Currently, Amazon Web Services, the leader in the cloud computing space, offers the new hardware to customers. For now, Google charges less to rent its custom accelerators over the cloud than Nvidia’s Tesla V100. The cost of Google’s Cloud TPU — which puts four chips together to provide 180 trillion operations per second — is $6.88 per hour.
Nvidia's Tesla V100 can handle more operations per second than the discrete chips inside Google’s Cloud TPU, so the price per trillion operations favors Nvidia. The graphics processor – which was introduced by the company's chief executive Jensen Huang last year and can provide 125 trillion operations per second – costs $2.48 per hour on Google’s cloud.
But without common benchmarks, there are limits to comparing Nvidia’s chips with Google’s system. Last month, researchers reported that the Cloud TPU could train an image recognition algorithm slightly faster than four Tesla V100s. They added that using Google’s four TPUs is cheaper than renting an equivalent number of Tesla V100s on Amazon’s cloud.
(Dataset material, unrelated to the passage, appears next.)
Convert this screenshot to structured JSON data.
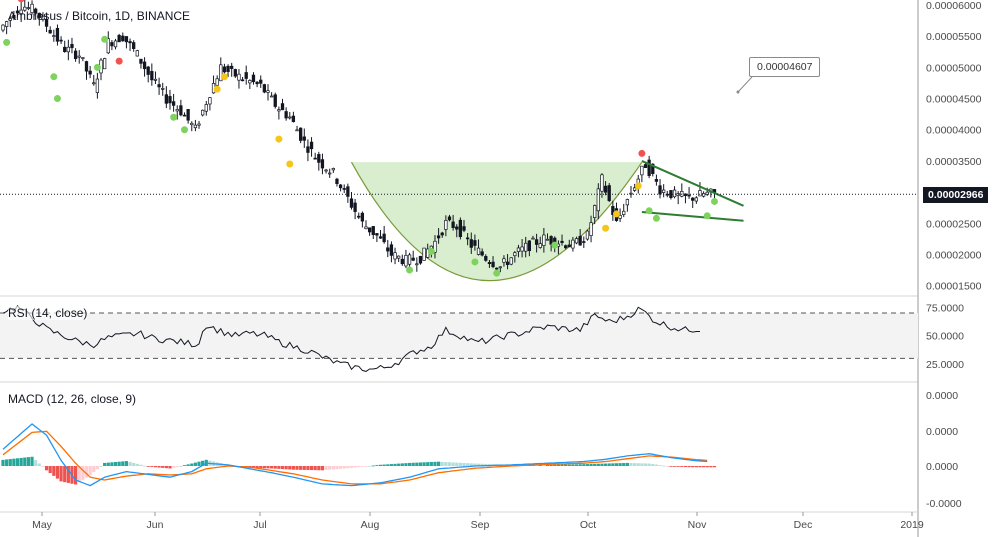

Nvidia recently said that researchers had trained an image recognition algorithm on ResNet-50, a massive collection of images widely used to measure the performance of machine learning hardware and software, in record time using a single Tesla accelerator. They added the Tesla V100 was four times faster than chips based on Nvidia’s Pascal architecture.
The researchers also said that Nvidia’s DGX appliance, powered by eight Tesla V100s linked with high-speed interconnects, could train the algorithm in less than three hours three times faster than Google’s Cloud TPU system. Nvidia said that software improvements had almost doubled its performance with ResNet-50 over the last year.
Google continues to promote the difference between Nvidia’s chips and its own hardware when running DawnBench, a machine learning benchmark created by Stanford University researchers. And Jeff Dean, head of Google’s artificial intelligence unit, said that software improvements have accelerated training on Google’s chips by about 45 percent over the last six months.